と書かれています。この draft rules という表記は正しいのでしょうか?
これ、Draft ルールではなくて Final ルールですよね。
もし、英語の表記が正しくても Draft版ルールと勘違いされるので、表現を変えた方が良いと思います。
次に Summary の中の文章です。
~ the exit with a strip of green tape.
救助ゾーンの出口に貼られてるテープですが・・・2023ルールでは黒色になりました。(2023 rule 2.9.5)
ルールの最初に掲載されているフィールド全体の絵でも黒色になっています。
これまでのルールでは緑色だったので、単なる修正漏れですね。
(これ、公開する前に誰もチェックしてないのですかねぇ?)
1.3.1. Each team is responsible for verifying the latest version of the rules on the RoboCupJunior Official website and additional clarifications/corrections on the official forum made by the RoboCupJunior Rescue Committee before the competition.
ルールの1.3.1でルールと(ルールの訂正を掲載した)Forum を参照しなさい・・・とあるけど、どれだけのチームが Forum を参照しているか疑問です。
まず Forum に訂正を掲載しなくても良いように、しっかりとルールを決めてくださいよ・・・ねぇ。
2.7.4. The ramp will be scored when the robot reaches the horizontal tile at the upper level after an ascending ramp or the horizontal tile at the bottom level after a descending ramp.
傾斜路の説明に、ロボットが傾斜路を上って、(傾斜路の)上の水平なタイルにロボットが reach したら、傾斜路成功と書かれています。

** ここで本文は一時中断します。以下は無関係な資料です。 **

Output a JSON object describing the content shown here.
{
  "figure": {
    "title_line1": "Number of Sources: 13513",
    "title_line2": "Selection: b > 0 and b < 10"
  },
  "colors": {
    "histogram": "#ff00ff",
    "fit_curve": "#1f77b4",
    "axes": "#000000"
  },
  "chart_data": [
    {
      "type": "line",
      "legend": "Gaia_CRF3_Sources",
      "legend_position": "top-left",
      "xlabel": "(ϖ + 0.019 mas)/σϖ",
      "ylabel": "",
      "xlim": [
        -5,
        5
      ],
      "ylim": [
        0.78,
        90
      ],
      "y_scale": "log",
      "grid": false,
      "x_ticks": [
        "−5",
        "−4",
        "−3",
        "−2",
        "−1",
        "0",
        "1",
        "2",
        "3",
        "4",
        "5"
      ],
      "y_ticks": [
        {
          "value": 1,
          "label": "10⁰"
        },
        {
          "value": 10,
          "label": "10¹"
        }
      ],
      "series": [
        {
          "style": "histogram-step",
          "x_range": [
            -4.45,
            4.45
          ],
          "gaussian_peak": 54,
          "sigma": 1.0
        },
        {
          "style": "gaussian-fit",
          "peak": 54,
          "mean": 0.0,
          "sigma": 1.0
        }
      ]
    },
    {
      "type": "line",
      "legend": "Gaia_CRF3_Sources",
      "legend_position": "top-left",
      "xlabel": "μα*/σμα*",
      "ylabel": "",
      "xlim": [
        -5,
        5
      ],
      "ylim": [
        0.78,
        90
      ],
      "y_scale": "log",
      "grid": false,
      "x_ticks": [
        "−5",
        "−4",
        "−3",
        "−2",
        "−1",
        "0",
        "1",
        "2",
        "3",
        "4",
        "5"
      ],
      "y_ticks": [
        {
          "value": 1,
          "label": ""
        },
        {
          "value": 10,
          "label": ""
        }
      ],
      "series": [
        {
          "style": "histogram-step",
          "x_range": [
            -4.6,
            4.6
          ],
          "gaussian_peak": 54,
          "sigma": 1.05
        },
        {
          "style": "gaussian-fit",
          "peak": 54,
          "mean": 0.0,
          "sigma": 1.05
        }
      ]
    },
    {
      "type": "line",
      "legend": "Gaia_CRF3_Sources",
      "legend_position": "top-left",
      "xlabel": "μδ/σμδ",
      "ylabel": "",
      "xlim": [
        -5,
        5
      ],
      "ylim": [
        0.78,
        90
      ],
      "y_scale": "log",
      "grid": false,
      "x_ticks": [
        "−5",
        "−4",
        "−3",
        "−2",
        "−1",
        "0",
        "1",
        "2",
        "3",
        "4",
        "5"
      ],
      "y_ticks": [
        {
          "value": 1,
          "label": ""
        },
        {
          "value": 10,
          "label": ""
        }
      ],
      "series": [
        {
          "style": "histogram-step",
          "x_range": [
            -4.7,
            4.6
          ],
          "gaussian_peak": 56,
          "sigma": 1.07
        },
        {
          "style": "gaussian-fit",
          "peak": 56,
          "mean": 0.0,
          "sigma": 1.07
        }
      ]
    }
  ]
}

では、reach とはどういう状態か? が明確になっていません。
これまでは、4.4.6にある visit を使用していましたが・・・RoboCup 2022では visit と reach は違うという説明でした。
水平なタイルにロボットが完全に入るのが reach か? それとも別に定義があるのか?
2.9.5. At the exit of the evacuation zone, there is a 25 mm × 250 mm strip of black tape on the floor.
救助ゾーンの出口の印が黒テープに変更になりました。(これまでは緑テープでした) なぜ・・・色を変更する必要があったのでしょうか?
2.9.6. The organizers may place an obstacle inside the evacuation zone. In the evacuation zone, organizers may put the obstacle anywhere with a minimum of 10 cm clearance from the wall. Obstacles in the evacuation zone are not scored.
救助ゾーンに障害物が置かれるかも・・・という説明ですが・・・緑色の部分は2.5.7の説明と重複しています。表記もほとんど同じです。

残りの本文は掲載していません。